Folklore,
credenze e superstizioni.
Un breve accenno sulle usanze e credenze popolari.
Molte usanze e credenze ritenute semplici
curiosità si sono conservate ben saldamente nel popolo, anche se
si è persa la coscienza del loro significato originario.
Una credenza antichissima e diffusissima è quella
che, nei giorni d'inizio di un ciclo annuale, tutte le forze soprannaturali
acquistino una potenza straordinaria,soprattutto sul punto di mezzanotte.
Folklore e fortuna; tra queste forze è inclusa la Fortuna:
è proprio nella notte di Natale o di Capodanno
che le ragazze traggono gli auspici per un prossimo matrimonio: e così
la sera della vigilia di Natale o di Capodanno le buone famiglie se ne
stanno a tavola a giocare a tombola, ma ormai lo fanno per semplice passatempo:
nessuno, però, pensa al perché originario di trarre l'oroscopo
e del giocare a tombola proprio in quella notte.

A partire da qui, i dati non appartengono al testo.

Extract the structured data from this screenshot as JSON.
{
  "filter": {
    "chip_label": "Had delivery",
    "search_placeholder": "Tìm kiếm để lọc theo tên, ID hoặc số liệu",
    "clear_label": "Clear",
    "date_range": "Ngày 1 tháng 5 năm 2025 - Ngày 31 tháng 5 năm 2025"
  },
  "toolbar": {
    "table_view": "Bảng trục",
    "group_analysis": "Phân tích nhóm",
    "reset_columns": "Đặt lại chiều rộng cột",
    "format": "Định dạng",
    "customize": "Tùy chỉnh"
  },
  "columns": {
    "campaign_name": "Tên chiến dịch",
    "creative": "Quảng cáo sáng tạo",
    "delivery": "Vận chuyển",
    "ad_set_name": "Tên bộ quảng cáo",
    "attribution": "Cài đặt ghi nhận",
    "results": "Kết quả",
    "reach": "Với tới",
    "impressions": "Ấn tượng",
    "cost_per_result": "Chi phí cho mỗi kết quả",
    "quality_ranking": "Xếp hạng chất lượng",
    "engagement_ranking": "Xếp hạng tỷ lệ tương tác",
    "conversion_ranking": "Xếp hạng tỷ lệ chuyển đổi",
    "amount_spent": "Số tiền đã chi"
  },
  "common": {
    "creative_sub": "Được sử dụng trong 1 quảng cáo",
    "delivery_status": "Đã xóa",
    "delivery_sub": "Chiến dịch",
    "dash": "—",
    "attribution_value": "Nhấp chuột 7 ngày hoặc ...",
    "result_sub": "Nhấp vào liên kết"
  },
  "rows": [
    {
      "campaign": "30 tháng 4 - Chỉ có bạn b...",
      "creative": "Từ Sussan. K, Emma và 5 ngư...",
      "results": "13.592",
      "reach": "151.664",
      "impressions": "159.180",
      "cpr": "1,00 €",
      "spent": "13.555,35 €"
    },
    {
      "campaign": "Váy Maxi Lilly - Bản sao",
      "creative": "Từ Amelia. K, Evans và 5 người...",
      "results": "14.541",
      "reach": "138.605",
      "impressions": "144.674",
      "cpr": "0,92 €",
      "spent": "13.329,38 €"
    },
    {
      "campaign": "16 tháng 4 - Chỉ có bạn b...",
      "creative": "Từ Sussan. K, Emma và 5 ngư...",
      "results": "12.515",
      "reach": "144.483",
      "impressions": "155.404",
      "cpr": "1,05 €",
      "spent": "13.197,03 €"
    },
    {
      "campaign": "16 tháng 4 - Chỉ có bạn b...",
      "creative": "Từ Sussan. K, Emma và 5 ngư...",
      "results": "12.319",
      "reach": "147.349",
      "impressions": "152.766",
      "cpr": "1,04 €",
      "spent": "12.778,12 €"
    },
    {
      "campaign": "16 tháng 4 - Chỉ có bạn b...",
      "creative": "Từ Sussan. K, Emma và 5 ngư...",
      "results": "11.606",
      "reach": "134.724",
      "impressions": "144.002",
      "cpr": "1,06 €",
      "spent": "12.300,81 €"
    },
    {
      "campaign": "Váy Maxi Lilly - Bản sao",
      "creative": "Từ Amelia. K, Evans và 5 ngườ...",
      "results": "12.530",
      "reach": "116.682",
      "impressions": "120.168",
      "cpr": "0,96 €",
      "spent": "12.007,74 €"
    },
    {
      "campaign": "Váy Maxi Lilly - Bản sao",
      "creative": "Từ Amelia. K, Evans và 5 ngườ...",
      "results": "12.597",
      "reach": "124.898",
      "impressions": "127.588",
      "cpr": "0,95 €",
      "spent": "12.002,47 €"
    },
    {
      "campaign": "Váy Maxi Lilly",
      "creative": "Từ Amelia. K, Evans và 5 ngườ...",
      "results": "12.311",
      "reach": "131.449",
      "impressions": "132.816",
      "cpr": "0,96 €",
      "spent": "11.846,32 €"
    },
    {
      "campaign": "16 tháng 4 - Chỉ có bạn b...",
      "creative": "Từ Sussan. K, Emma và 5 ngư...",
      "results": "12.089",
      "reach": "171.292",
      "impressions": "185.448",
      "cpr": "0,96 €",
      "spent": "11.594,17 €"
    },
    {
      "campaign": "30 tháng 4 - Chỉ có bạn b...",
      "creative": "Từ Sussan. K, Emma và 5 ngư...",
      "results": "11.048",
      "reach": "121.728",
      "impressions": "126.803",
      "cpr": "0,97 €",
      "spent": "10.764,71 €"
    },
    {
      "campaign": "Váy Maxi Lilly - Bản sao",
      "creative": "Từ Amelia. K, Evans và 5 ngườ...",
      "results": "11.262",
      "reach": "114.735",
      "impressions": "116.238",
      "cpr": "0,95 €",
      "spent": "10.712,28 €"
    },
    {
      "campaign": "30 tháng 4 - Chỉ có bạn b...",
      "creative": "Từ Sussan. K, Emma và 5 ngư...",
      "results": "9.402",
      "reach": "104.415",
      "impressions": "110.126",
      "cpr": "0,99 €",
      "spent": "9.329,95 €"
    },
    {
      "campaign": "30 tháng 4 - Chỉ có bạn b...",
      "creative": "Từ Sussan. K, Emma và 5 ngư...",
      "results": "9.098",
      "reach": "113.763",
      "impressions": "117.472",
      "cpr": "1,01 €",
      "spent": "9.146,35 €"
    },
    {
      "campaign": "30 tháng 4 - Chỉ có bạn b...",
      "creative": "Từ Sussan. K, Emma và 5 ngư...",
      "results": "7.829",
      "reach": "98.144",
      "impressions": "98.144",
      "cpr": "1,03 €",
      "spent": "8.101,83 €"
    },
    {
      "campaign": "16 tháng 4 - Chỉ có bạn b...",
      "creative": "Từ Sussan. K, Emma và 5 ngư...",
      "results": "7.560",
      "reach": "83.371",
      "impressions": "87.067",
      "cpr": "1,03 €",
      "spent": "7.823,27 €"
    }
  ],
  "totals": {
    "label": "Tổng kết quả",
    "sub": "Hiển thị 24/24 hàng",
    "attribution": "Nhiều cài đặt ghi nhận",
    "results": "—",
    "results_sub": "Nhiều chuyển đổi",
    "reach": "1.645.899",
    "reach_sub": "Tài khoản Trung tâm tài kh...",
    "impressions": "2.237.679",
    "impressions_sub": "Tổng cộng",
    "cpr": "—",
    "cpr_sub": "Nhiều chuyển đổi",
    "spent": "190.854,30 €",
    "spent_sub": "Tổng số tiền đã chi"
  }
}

Inoltre anche le ricette tradizionali
fanno parte del folclore: quando si mangiano i marrons
glacés, il torrone o altri dolci fatti con mandorle
come i confetti o di nocciole, non pensiamo all'antica
credenza che questo favorisse la nascita di bambini e la fecondità
della terra; alle castagne, infatti, si attribuiva, per la loro
forma, un valore fecondativo. Allo stesso modo non pensiamo, quando mangiamo
il panettone, che i chicchi d'uva passa, richiamando
l'immagine delle monete d'oro, ci porteranno ricchezza e la stessa cosa
possiamo dire riguardo alle lenticchie che si mangiano
generalmente il 1° giorno dell’anno.